Para os próximos anos, a indústria pretende repetir o resultado de 1993. Franca exportou 15,5 milhões de pares e arrecadar US$ 256 milhões, equivalente a R$ 1.354.240.000, segundo a atual cotação. Outro objetivo é igualar ao ano “mágico” de 2013. “O nosso desafio é voltar a produzir nos patamares de 2013 (...) atingimos quase 100% da capacidade instalada”.
O futuro está ligado ao resultado das urnas no próximo domingo, 30. “O cenário de hoje, mediante essa polarização por causa da eleição, deixa uma incerteza (...) vai depender da política pública adotada pelo novo governo, seja um ou outro”.
A política não é o único imbróglio no caminho da indústria calçadista. A falta de funcionários assombra o setor, que assiste cada vez menos pessoas interessadas em trabalhar na área.
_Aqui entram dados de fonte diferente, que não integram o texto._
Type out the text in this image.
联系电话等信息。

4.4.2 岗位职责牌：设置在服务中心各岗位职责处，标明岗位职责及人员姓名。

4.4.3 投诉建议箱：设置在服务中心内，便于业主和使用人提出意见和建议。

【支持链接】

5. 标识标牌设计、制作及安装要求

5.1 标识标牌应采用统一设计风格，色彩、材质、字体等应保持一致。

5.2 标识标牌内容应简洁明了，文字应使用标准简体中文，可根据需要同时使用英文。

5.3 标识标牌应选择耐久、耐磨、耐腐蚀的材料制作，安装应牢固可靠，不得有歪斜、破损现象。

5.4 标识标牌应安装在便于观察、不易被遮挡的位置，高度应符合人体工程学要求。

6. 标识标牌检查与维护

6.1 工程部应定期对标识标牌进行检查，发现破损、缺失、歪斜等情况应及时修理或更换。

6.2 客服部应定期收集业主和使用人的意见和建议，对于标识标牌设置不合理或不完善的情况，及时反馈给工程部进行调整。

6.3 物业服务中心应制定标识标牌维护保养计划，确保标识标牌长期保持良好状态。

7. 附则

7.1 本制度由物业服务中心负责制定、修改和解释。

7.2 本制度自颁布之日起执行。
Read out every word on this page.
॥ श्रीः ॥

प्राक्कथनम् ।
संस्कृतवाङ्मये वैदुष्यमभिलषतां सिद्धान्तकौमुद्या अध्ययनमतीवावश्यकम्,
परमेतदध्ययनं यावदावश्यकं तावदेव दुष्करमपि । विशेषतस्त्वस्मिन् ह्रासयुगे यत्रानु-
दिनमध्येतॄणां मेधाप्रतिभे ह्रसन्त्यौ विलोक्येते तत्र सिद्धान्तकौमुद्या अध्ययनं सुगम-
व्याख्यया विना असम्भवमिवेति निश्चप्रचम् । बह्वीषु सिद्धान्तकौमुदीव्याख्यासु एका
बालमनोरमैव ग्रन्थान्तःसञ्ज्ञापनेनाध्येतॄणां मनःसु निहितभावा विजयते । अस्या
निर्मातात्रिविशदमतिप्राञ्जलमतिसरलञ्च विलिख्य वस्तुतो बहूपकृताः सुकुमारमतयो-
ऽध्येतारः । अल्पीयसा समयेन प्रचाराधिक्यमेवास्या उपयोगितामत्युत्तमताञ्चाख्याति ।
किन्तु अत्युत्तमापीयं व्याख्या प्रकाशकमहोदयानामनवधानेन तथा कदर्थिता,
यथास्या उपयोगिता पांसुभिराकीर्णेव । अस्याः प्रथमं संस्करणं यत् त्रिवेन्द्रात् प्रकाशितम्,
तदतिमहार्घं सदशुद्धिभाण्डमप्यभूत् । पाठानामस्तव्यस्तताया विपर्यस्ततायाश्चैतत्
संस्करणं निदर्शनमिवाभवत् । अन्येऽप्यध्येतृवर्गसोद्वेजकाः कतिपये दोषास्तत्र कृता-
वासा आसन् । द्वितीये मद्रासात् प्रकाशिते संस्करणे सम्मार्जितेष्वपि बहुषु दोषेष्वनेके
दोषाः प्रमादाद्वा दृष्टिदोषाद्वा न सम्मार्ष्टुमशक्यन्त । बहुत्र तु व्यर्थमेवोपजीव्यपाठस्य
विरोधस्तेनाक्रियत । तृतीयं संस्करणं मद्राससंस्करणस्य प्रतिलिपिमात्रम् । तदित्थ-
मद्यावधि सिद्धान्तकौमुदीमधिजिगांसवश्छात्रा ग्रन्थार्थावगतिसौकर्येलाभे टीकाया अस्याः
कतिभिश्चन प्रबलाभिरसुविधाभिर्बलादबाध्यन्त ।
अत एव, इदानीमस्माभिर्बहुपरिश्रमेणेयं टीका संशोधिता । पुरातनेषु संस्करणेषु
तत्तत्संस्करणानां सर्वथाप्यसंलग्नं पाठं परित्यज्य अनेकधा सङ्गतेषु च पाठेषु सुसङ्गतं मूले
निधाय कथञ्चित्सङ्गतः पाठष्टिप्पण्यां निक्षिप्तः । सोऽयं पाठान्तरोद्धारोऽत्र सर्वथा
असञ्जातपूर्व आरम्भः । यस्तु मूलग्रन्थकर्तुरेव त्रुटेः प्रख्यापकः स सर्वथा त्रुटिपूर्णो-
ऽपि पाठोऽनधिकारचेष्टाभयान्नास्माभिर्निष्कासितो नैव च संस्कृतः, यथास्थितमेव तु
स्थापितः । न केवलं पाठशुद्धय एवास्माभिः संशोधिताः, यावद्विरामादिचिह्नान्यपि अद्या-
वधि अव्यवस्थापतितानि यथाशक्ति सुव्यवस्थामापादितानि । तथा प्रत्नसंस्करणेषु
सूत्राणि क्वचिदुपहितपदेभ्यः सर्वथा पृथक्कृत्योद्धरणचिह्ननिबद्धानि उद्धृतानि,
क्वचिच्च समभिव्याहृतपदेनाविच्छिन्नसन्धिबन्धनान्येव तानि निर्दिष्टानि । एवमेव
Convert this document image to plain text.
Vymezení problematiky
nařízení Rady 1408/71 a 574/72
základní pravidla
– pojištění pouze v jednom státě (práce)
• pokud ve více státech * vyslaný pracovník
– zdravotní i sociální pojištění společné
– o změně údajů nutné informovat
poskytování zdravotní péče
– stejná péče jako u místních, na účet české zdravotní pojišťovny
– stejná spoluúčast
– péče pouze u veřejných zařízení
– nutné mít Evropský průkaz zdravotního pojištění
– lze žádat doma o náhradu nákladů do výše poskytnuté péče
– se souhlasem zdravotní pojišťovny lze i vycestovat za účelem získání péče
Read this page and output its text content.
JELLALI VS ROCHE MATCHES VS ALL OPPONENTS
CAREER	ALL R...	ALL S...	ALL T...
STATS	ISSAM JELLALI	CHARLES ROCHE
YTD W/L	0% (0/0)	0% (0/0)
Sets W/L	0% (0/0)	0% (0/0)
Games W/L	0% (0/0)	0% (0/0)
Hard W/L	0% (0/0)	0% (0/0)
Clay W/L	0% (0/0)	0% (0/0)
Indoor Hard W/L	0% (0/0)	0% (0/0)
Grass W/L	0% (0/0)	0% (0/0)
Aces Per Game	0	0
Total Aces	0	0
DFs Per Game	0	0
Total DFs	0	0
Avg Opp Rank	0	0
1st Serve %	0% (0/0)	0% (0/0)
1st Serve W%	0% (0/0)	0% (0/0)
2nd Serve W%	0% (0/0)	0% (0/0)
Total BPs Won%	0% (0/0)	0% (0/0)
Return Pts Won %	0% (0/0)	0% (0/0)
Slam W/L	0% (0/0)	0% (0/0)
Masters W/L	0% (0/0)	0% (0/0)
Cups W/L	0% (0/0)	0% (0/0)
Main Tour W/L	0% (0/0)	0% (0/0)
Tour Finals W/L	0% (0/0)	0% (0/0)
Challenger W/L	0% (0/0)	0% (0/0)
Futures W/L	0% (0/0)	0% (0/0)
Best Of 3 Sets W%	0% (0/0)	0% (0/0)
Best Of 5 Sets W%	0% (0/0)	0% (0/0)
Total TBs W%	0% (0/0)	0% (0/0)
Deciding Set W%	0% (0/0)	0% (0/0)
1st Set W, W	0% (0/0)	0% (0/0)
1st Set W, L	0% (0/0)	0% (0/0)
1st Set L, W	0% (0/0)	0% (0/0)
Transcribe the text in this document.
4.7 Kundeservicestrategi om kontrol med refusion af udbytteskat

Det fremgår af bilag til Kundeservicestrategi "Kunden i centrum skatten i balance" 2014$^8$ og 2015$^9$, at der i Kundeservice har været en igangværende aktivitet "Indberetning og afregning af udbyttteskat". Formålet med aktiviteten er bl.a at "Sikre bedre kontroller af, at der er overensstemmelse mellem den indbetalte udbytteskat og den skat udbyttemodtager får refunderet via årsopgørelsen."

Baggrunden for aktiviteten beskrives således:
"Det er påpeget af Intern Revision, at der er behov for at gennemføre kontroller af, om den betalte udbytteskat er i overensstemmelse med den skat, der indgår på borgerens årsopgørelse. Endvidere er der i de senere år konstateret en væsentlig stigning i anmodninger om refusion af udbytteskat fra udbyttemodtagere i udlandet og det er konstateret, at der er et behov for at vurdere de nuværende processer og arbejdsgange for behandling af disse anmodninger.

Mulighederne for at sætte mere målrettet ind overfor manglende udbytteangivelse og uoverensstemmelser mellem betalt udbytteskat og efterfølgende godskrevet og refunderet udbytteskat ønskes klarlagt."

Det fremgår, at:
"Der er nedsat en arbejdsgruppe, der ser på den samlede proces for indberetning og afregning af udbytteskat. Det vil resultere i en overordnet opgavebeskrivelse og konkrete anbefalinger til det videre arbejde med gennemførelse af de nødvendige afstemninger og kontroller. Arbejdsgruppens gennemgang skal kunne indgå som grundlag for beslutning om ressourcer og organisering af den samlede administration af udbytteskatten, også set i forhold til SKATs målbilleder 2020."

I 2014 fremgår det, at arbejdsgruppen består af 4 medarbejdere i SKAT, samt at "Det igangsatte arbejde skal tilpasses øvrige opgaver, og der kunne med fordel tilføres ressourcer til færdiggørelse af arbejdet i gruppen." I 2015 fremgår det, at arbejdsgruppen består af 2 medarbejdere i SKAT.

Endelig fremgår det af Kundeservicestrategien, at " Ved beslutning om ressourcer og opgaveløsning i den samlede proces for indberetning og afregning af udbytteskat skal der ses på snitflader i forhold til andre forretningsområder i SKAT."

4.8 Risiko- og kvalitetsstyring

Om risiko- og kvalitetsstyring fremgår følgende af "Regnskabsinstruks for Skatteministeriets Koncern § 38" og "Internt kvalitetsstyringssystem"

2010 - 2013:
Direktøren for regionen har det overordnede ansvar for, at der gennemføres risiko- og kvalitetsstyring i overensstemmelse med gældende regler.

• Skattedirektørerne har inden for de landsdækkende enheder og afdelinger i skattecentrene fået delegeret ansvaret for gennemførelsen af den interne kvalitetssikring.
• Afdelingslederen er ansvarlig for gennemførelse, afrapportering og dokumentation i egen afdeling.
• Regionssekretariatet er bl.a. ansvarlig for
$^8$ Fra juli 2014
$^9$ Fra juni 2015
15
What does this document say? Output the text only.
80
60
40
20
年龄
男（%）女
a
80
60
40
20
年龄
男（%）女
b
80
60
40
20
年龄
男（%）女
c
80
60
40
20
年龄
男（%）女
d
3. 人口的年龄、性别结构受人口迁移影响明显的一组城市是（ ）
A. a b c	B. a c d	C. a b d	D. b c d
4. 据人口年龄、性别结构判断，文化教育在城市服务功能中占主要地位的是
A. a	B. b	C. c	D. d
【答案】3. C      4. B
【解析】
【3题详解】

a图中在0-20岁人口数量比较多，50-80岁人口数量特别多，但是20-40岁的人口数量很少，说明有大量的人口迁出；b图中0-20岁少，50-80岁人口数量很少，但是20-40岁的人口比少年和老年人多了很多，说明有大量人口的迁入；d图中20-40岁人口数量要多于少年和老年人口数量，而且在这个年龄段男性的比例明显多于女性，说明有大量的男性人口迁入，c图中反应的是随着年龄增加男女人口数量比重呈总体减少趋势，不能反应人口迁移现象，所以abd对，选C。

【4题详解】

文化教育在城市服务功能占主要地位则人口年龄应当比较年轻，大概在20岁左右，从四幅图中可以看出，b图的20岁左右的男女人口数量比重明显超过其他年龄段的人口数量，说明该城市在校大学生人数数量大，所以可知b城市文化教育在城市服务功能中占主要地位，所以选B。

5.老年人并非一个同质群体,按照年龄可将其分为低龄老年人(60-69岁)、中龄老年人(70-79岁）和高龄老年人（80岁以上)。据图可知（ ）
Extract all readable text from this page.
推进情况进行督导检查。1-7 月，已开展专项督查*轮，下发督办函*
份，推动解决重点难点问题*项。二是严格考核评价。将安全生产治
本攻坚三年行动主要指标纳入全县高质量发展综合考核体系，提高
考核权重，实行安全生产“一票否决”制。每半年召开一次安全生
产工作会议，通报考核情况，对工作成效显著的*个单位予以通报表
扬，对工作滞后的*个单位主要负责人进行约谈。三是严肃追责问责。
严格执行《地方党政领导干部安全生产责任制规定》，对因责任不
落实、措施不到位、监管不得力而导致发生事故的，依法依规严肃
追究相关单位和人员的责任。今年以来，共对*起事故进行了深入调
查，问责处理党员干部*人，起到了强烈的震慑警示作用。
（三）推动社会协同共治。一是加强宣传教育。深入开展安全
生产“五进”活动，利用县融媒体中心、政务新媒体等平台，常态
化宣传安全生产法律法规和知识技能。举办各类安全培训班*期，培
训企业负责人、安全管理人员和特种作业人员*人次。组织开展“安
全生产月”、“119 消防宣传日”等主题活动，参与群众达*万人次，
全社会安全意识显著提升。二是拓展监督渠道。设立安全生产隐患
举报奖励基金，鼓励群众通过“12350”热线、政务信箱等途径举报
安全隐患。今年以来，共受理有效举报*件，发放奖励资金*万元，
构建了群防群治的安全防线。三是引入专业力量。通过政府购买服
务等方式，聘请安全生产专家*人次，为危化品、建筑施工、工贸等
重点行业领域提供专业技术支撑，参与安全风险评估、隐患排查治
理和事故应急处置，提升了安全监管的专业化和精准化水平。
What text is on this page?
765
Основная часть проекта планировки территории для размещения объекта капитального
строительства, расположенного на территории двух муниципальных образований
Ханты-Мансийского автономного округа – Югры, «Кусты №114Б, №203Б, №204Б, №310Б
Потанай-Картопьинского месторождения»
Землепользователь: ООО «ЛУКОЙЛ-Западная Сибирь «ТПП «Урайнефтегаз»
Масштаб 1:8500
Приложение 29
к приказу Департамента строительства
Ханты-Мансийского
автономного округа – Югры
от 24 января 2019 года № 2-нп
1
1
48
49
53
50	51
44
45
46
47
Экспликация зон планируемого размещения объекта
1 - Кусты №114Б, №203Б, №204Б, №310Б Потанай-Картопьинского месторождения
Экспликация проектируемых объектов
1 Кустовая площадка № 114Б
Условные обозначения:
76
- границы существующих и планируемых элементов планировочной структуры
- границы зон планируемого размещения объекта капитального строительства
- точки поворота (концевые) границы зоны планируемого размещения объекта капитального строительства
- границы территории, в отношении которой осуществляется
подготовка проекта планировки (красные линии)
Segundo o presidente do Sindicato dos Sapateiros, Wellington Paulo de Oliveira, muitos cursos de capacitação em calçados, antes gratuitos, agora são cobrados.
“O trabalhador que tiver condição de pagar um curso para ingressar no mercado de trabalho, ele não vai escolher ser sapateiro. Até os pais dessas crianças não querem investir dinheiro para ver seus filhos trancados dentro de uma fábrica”.
Apesar de todas as dificuldades, a previsão é positiva para os próximos anos e o orgulho da profissão permanece vivo no coração de milhares de francanos. “A gente é sapateiro. É difícil falar em palavras a importância”, finalizou.